The Grand Canyon. Its beauty and majesty have inspired countless artists, photographers and even musicians. No matter how inspired the works of art, however, it just doesn’t compare to actually experiencing the real thing.
The awe-inspiring Grand Canyon
The first glance at the Grand Canyon is awe inspiring. A child of about eight stood next to us and just kept repeating “Wow, wow, wow, wow.” Even as his parents led him away towards the next vista, we could still hear his “wows” trailing behind him.
On second glance, you realize that, even though this is the “real thing” it still looks fake, much like a two dimensional mural. The thing is, it’s difficult to get a true feeling for the canyon’s size. You really need to see something that puts things into perspective. A helicopter flying over the canyon, that appears no larger than a speck of dust will do the trick. From the rim, it doesn’t seem so far to get a quarter of the way down, until you spot a mule train in this area that looks like a trail of tiny ants.
One of the seven natural wonders of the world, the canyon covers a land area of 1,904 square miles. There are many ways to experience the Grand Canyon, depending on the amount of time you have, the weather conditions and your level of physical ability. This article will cover several of the best options.
The Grand Canyon Railway
One of the nicest ways to the see the Grand Canyon, especially if you have limited time, is to take the Grand Canyon Railway from the historic town of Williams, Arizona. Featuring turn of the century steam engines, 1950’s diesel locomotives, authentically restored Harriman coach cars, a club car, dome car and luxury parlor car, the train covers 65 miles in about two hours, leaving passengers at the 1910 Grand Canyon Depot near the famous El Tovar Hotel on the canyon’s South Rim.
Before the train departs, passengers are treated to live wild west entertainment, which continues while on board (the train has even been known to be held up by bandits). Coca-Cola in keepsake bottles is given to each passenger while on the journey, and five grades of service are available — including hand-delivered food and beverage service.
Once at the Canyon, you will have three and a half hours to explore on your own or take a bus tour (tour tickets are sold on the train) before the return trip to Williams. (Bus tours are covered in more detail later in this article).
If your time is short, or if you’re a train buff — or both — The Grand Canyon Railway is an excellent way to get the most out of your visit.
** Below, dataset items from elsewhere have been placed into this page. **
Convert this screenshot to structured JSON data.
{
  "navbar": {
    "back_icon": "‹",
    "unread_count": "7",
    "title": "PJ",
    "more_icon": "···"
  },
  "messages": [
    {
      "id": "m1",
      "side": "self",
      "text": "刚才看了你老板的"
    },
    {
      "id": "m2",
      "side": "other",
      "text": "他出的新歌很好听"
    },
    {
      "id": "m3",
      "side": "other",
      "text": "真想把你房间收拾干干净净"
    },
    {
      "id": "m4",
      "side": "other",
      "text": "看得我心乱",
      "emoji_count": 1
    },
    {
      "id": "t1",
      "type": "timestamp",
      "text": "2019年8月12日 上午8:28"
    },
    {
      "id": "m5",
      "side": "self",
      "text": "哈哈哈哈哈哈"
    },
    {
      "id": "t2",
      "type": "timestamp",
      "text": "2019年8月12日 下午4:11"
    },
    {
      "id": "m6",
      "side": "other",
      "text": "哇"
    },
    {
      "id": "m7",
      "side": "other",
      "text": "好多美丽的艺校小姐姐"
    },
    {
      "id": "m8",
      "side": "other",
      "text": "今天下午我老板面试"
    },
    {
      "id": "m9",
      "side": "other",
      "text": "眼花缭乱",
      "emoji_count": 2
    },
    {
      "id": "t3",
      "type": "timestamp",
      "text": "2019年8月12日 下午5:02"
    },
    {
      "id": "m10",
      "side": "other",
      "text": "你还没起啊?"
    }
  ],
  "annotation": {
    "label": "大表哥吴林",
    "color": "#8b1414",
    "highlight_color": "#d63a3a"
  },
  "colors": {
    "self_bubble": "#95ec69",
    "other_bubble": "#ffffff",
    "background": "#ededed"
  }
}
This is also an environmentally sensitive way to visit the canyon as it helps to cut down on traffic within the park. In fact, tourists riding the train save about 52,000 vehicles per year from entering the park.
There are train/hotel packages available as well as options to extend your time in the park. For more information or reservations call the Grand Canyon Railway at (800) THE TRAIN (US) or (520) 773-1976. You can also visit their web site at thetrain.com. Photo above by Slideshow Bruce.
Bus Tours/Options for those not physically active
There are a wide variety of tours available at the Grand Canyon offered by authorized National Park Service Concessionaires. Filled with many stops, the tours are a perfect way to see the most in the least amount of time. For more information or tour reservations call 303-29-PARKS.
The available tours are as follows:
- Hermit’s Rest Tour: A two-hour motorcoach tour that travels eight miles along the canyon’s west rim to historic Hermit’s Rest. There are stops at several spectacular viewpoints, ending at Hermit’s Rest, a unique building of native stone created by famed architect Mary Jane Colter in 1914. The two hours tour gives a comprehensive glimpse into the natural and human history of the Grand Canyon and its geology.
- The Desert View Tour: Covers 52 miles in almost four hours. Stops include the Yavapai Museum, Lipan Point (probably the most spectacular viewpoint of the canyon) and Desert View, an outpost 25 miles from the Grand Canyon Village. Here you will find another of Mary Jane Colter’s unique buildings, the Watchtower, a re-creation of the unusual towers erected by Southwest Indians.
- The Sunset Tour: An orientation of the canyon while enjoying the sunset at Yaki or Mojave Point, the 90 minute tour includes the historic village area, the architecture of Mary Jane Colter, the contemporary history of man at the canyon , a brief stop at Yavapai Point then out to the rim for sunset.
- The Grand Tour: A combination of any two of the above tours at a special price. The tours can be taken in any order or even on separate days.